What's the difference between training, awareness, and education in SOC 2 terms?
The TSC uses "competence" as the umbrella term. In practice, auditors treat "training" (scheduled courses with completion records) as the highest-evidence form, "awareness" (posters, reminders, quarterly emails) as a supporting layer, and "education" (formal degrees, certifications) as rare and mostly for security-specific roles. Your SOC 2 evidence story should lead with training.
Do we need signed attestations to pass SOC 2?
No, not strictly. Completion records plus quiz scores are typically sufficient primary evidence. Attestations add a second, independent proof layer and some auditors prefer them. If your platform supports attestations at no extra cost, they're worth including. If they'd require significant operational overhead, completion records alone are defensible.
How do auditors sample training completion evidence?
There is no AICPA-mandated sample size. AICPA guidance leaves sampling to the auditor's professional judgment, based on population size, control frequency, risk, and tolerable deviation rate. Published firm methodologies vary; some use tables, some use percentage-with-floor-and-ceiling formulas. The practical implication is that any in-scope user could end up sampled, so plan as if everyone's record will be reviewed. Auditors typically draw samples across teams and tenure bands and often include at least one new hire and one recently separated employee.
What if our curriculum changed during the reporting period?
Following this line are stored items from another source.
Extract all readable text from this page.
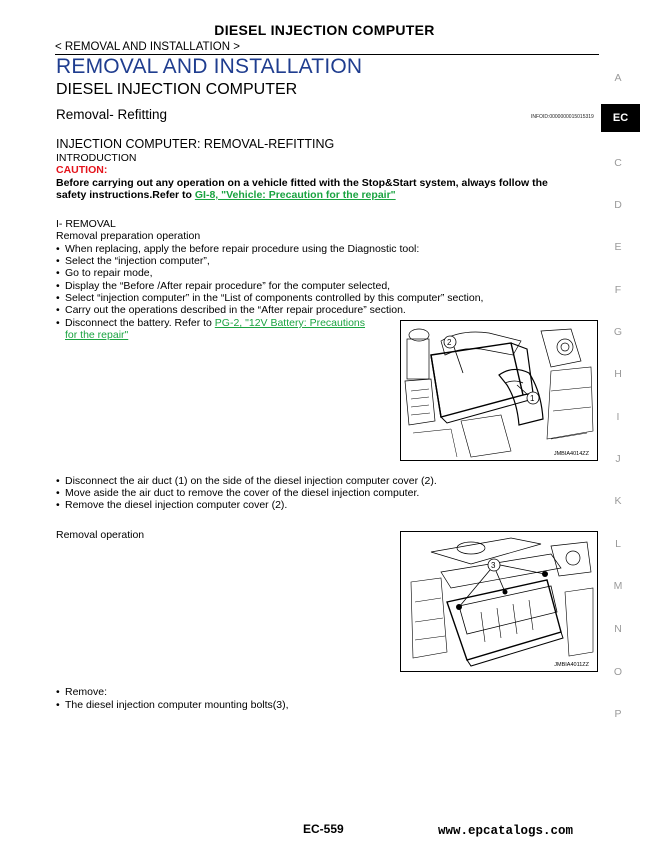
DIESEL INJECTION COMPUTER
< REMOVAL AND INSTALLATION >
REMOVAL AND INSTALLATION
DIESEL INJECTION COMPUTER
Removal- Refitting	INFOID:0000000015015319
A
EC
C
D
E
F
G
H
I
J
K
L
M
N
O
P
INJECTION COMPUTER: REMOVAL-REFITTING
INTRODUCTION
CAUTION:
Before carrying out any operation on a vehicle fitted with the Stop&Start system, always follow the
safety instructions.Refer to GI-8, "Vehicle: Precaution for the repair"
I- REMOVAL
Removal preparation operation
• When replacing, apply the before repair procedure using the Diagnostic tool:
• Select the “injection computer”,
• Go to repair mode,
• Display the “Before /After repair procedure” for the computer selected,
• Select “injection computer” in the “List of components controlled by this computer” section,
• Carry out the operations described in the “After repair procedure” section.
• Disconnect the battery. Refer to PG-2, "12V Battery: Precautions
for the repair"
2
1
JMBIA4014ZZ
• Disconnect the air duct (1) on the side of the diesel injection computer cover (2).
• Move aside the air duct to remove the cover of the diesel injection computer.
• Remove the diesel injection computer cover (2).
Removal operation
3
JMBIA4011ZZ
• Remove:
• The diesel injection computer mounting bolts(3),
EC-559	www.epcatalogs.com
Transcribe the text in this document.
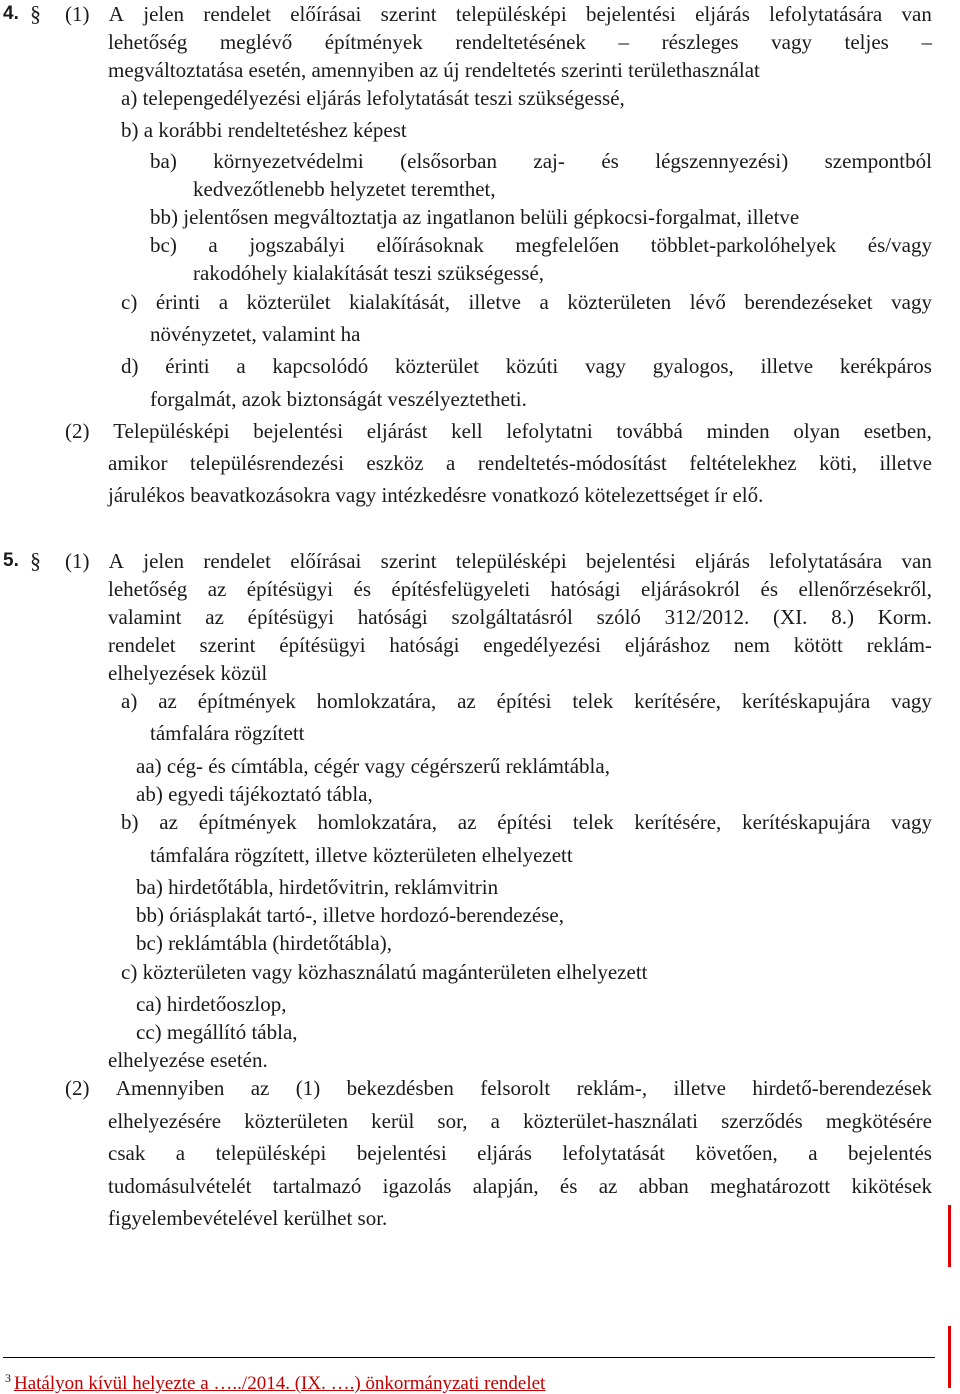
4. § (1) A jelen rendelet előírásai szerint településképi bejelentési eljárás lefolytatására van
lehetőség meglévő építmények rendeltetésének – részleges vagy teljes –
megváltoztatása esetén, amennyiben az új rendeltetés szerinti területhasználat
a) telepengedélyezési eljárás lefolytatását teszi szükségessé,
b) a korábbi rendeltetéshez képest
ba) környezetvédelmi (elsősorban zaj- és légszennyezési) szempontból
kedvezőtlenebb helyzetet teremthet,
bb) jelentősen megváltoztatja az ingatlanon belüli gépkocsi-forgalmat, illetve
bc) a jogszabályi előírásoknak megfelelően többlet-parkolóhelyek és/vagy
rakodóhely kialakítását teszi szükségessé,
c) érinti a közterület kialakítását, illetve a közterületen lévő berendezéseket vagy
növényzetet, valamint ha
d) érinti a kapcsolódó közterület közúti vagy gyalogos, illetve kerékpáros
forgalmát, azok biztonságát veszélyeztetheti.
(2) Településképi bejelentési eljárást kell lefolytatni továbbá minden olyan esetben,
amikor településrendezési eszköz a rendeltetés-módosítást feltételekhez köti, illetve
járulékos beavatkozásokra vagy intézkedésre vonatkozó kötelezettséget ír elő.
5. § (1) A jelen rendelet előírásai szerint településképi bejelentési eljárás lefolytatására van
lehetőség az építésügyi és építésfelügyeleti hatósági eljárásokról és ellenőrzésekről,
valamint az építésügyi hatósági szolgáltatásról szóló 312/2012. (XI. 8.) Korm.
rendelet szerint építésügyi hatósági engedélyezési eljáráshoz nem kötött reklám-
elhelyezések közül
a) az építmények homlokzatára, az építési telek kerítésére, kerítéskapujára vagy
támfalára rögzített
aa) cég- és címtábla, cégér vagy cégérszerű reklámtábla,
ab) egyedi tájékoztató tábla,
b) az építmények homlokzatára, az építési telek kerítésére, kerítéskapujára vagy
támfalára rögzített, illetve közterületen elhelyezett
ba) hirdetőtábla, hirdetővitrin, reklámvitrin
bb) óriásplakát tartó-, illetve hordozó-berendezése,
bc) reklámtábla (hirdetőtábla),
c) közterületen vagy közhasználatú magánterületen elhelyezett
ca) hirdetőoszlop,
cc) megállító tábla,
elhelyezése esetén.
(2) Amennyiben az (1) bekezdésben felsorolt reklám-, illetve hirdető-berendezések
elhelyezésére közterületen kerül sor, a közterület-használati szerződés megkötésére
csak a településképi bejelentési eljárás lefolytatását követően, a bejelentés
tudomásulvételét tartalmazó igazolás alapján, és az abban meghatározott kikötések
figyelembevételével kerülhet sor.
$^3$ Hatályon kívül helyezte a …../2014. (IX. ….) önkormányzati rendelet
Auditors expect curriculum changes, especially for fast-moving organizations. The evidence pattern is a documented curriculum for each version, with effective dates, and completion records that reference which version the user completed. OWASP's shift from the 2021 Top 10 to the 2025 release is an example where showing a curriculum transition strengthens rather than weakens your story.
Can we use free training content and still pass?
Yes, as long as the content is documented, mapped to risks, and backed by per-user completion evidence. OWASP publishes free content, Snyk Learn has a free tier, and many organizations pass audits using a combination of free content with a paid platform providing the evidence backbone. The cost of training software is not a SOC 2 requirement. What matters is the evidence story.